"I am talking about a book which parades in the most vulgar fashion prejudices and insults from which a section of mankind has suffered untold agonies and atrocities in the past and continues to do so in many ways and many places today. I am talking about a story in which the very humanity of black people is called into question."
So speaks Chinua Achebe about Heart of Darkness. Achebe makes disturbing points about Conrad's personal attitudes calling him "talented and tormented," hinting at the issue of Conrad's repressed sexual orientation -- a matter that haunts, I think, nearly all Conrad's writing.
Yet the force of Achebe's critique is an analysis of the text, an analysis which might be seen as one of the springs of Achebe's own writing. To my mind the most powerful statement in the essay is
Which only leads one to surmise that Western psychoanalyist must regard the kind of racism displayed by Conrad as absolutely normal despite the profoundly important work done by Frantz Fanon in the psychiatric hospitals of French Algeria.

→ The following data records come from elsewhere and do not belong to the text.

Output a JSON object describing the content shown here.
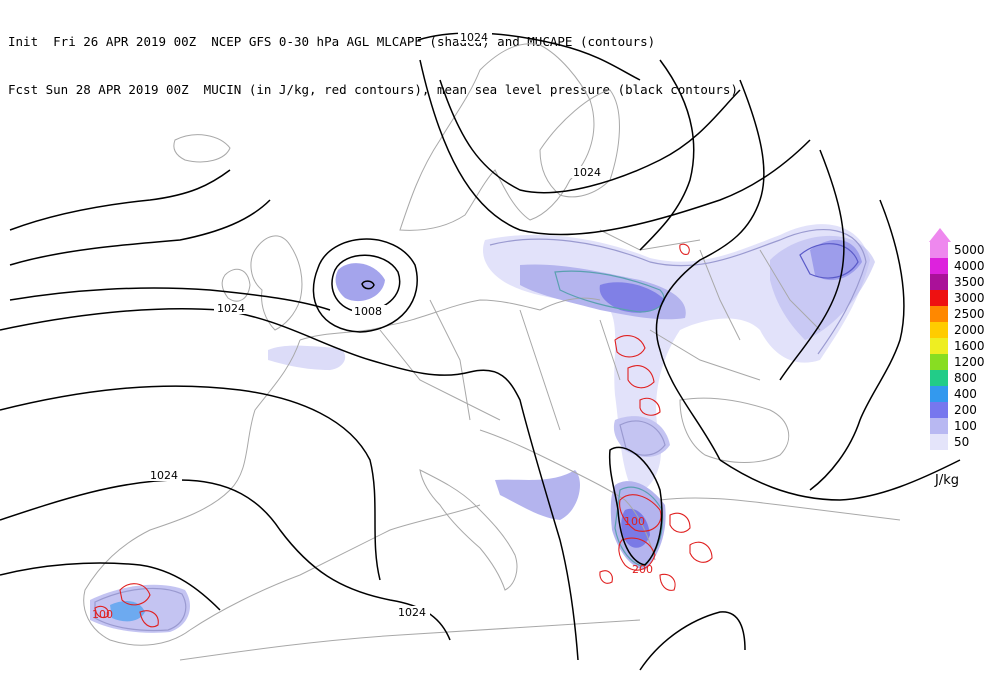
{
  "header": {
    "line1": "Init  Fri 26 APR 2019 00Z  NCEP GFS 0-30 hPa AGL MLCAPE (shaded) and MUCAPE (contours)",
    "line2": "Fcst Sun 28 APR 2019 00Z  MUCIN (in J/kg, red contours), mean sea level pressure (black contours)"
  },
  "isobar_labels": [
    "1024",
    "1024",
    "1024",
    "1008",
    "1024",
    "1024"
  ],
  "cin_labels": [
    "100",
    "200",
    "100"
  ],
  "legend": {
    "units": "J/kg",
    "entries": [
      {
        "label": "5000",
        "color": "#ee88ee"
      },
      {
        "label": "4000",
        "color": "#dd22dd"
      },
      {
        "label": "3500",
        "color": "#aa1199"
      },
      {
        "label": "3000",
        "color": "#ee1111"
      },
      {
        "label": "2500",
        "color": "#ff8800"
      },
      {
        "label": "2000",
        "color": "#ffcc00"
      },
      {
        "label": "1600",
        "color": "#eeee22"
      },
      {
        "label": "1200",
        "color": "#88dd22"
      },
      {
        "label": "800",
        "color": "#22cc88"
      },
      {
        "label": "400",
        "color": "#3399ee"
      },
      {
        "label": "200",
        "color": "#7777ee"
      },
      {
        "label": "100",
        "color": "#b8b8f2"
      },
      {
        "label": "50",
        "color": "#e4e4fa"
      }
    ]
  },
  "colors": {
    "coast": "#a8a8a8",
    "isobar": "#000000",
    "cin": "#e02020",
    "cape_light": "#dcdcf8",
    "cape_mid": "#b4b4ee",
    "cape_dark": "#8080e6"
  }
}
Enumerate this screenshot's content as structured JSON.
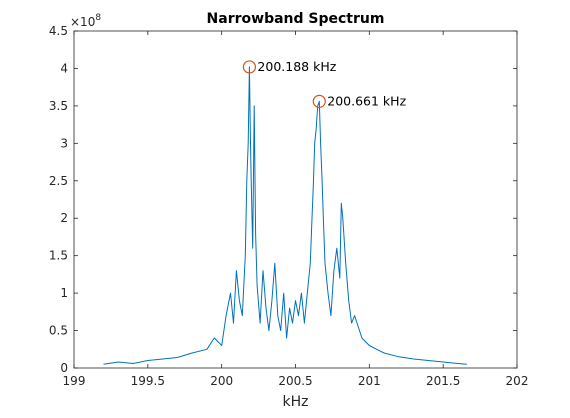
{
  "chart_data": {
    "type": "line",
    "title": "Narrowband Spectrum",
    "xlabel": "kHz",
    "ylabel": "",
    "xlim": [
      199,
      202
    ],
    "ylim": [
      0,
      450000000
    ],
    "y_exponent_label": "×10",
    "y_exponent": "8",
    "xticks": [
      199,
      199.5,
      200,
      200.5,
      201,
      201.5,
      202
    ],
    "xtick_labels": [
      "199",
      "199.5",
      "200",
      "200.5",
      "201",
      "201.5",
      "202"
    ],
    "yticks": [
      0,
      50000000,
      100000000,
      150000000,
      200000000,
      250000000,
      300000000,
      350000000,
      400000000,
      450000000
    ],
    "ytick_labels": [
      "0",
      "0.5",
      "1",
      "1.5",
      "2",
      "2.5",
      "3",
      "3.5",
      "4",
      "4.5"
    ],
    "grid": false,
    "series": [
      {
        "color": "#0072BD",
        "x_range": [
          199.2,
          201.66
        ],
        "x": [
          199.2,
          199.3,
          199.4,
          199.5,
          199.6,
          199.7,
          199.8,
          199.9,
          199.95,
          200.0,
          200.03,
          200.06,
          200.08,
          200.1,
          200.12,
          200.14,
          200.16,
          200.17,
          200.18,
          200.188,
          200.195,
          200.2,
          200.21,
          200.22,
          200.23,
          200.24,
          200.26,
          200.28,
          200.3,
          200.32,
          200.34,
          200.36,
          200.38,
          200.4,
          200.42,
          200.44,
          200.46,
          200.48,
          200.5,
          200.52,
          200.54,
          200.56,
          200.58,
          200.6,
          200.61,
          200.62,
          200.63,
          200.64,
          200.65,
          200.661,
          200.67,
          200.68,
          200.69,
          200.7,
          200.72,
          200.74,
          200.76,
          200.78,
          200.8,
          200.81,
          200.82,
          200.84,
          200.86,
          200.88,
          200.9,
          200.95,
          201.0,
          201.05,
          201.1,
          201.2,
          201.3,
          201.4,
          201.5,
          201.6,
          201.66
        ],
        "y": [
          5000000,
          8000000,
          6000000,
          10000000,
          12000000,
          14000000,
          20000000,
          25000000,
          40000000,
          30000000,
          70000000,
          100000000,
          60000000,
          130000000,
          90000000,
          70000000,
          150000000,
          250000000,
          300000000,
          402000000,
          300000000,
          250000000,
          160000000,
          350000000,
          180000000,
          110000000,
          60000000,
          130000000,
          80000000,
          50000000,
          90000000,
          140000000,
          70000000,
          50000000,
          100000000,
          40000000,
          80000000,
          60000000,
          90000000,
          70000000,
          100000000,
          60000000,
          100000000,
          140000000,
          190000000,
          240000000,
          300000000,
          320000000,
          350000000,
          356000000,
          300000000,
          250000000,
          190000000,
          140000000,
          100000000,
          70000000,
          130000000,
          160000000,
          120000000,
          220000000,
          200000000,
          140000000,
          90000000,
          60000000,
          70000000,
          40000000,
          30000000,
          25000000,
          20000000,
          15000000,
          12000000,
          10000000,
          8000000,
          6000000,
          5000000
        ]
      }
    ],
    "annotations": [
      {
        "x": 200.188,
        "y": 402000000,
        "text": "200.188 kHz"
      },
      {
        "x": 200.661,
        "y": 356000000,
        "text": "200.661 kHz"
      }
    ],
    "marker_color": "#D95319"
  }
}
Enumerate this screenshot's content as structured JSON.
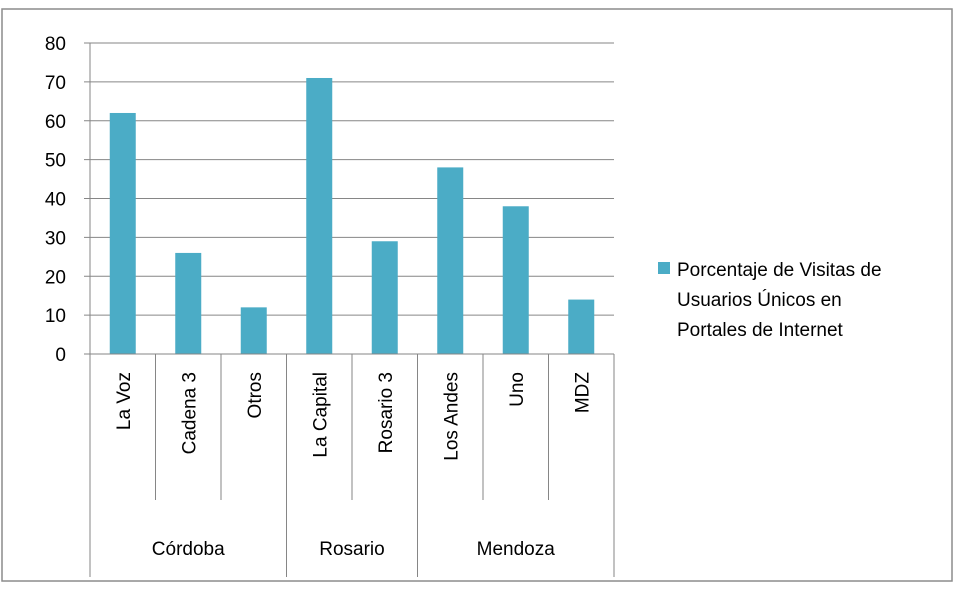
{
  "chart_data": {
    "type": "bar",
    "title": "",
    "xlabel": "",
    "ylabel": "",
    "ylim": [
      0,
      80
    ],
    "yticks": [
      0,
      10,
      20,
      30,
      40,
      50,
      60,
      70,
      80
    ],
    "grid": true,
    "legend_position": "right",
    "categories": [
      "La Voz",
      "Cadena 3",
      "Otros",
      "La Capital",
      "Rosario 3",
      "Los Andes",
      "Uno",
      "MDZ"
    ],
    "groups": [
      {
        "label": "Córdoba",
        "categories": [
          "La Voz",
          "Cadena 3",
          "Otros"
        ]
      },
      {
        "label": "Rosario",
        "categories": [
          "La Capital",
          "Rosario 3"
        ]
      },
      {
        "label": "Mendoza",
        "categories": [
          "Los Andes",
          "Uno",
          "MDZ"
        ]
      }
    ],
    "series": [
      {
        "name": "Porcentaje de Visitas de Usuarios Únicos en Portales de Internet",
        "legend_lines": [
          "Porcentaje de Visitas de",
          "Usuarios Únicos en",
          "Portales de Internet"
        ],
        "color": "#4BACC6",
        "values": [
          62,
          26,
          12,
          71,
          29,
          48,
          38,
          14
        ]
      }
    ]
  }
}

What do we learn from this? What is the place of Heart of Darkness, this most revered of novels? Of European/American writing about Africa? What about Conrad's critique of Belgian colonialism? When is it time to turn to African writers themselves?
1 comment:
When writing Conrad is going to be drawing on what he knows and at the time the thoughts of Africans were not very flattering so that will leak into his writing whether he wants it to or not. Totally erasing racism from someone is a difficult task, especially if it was learned for years.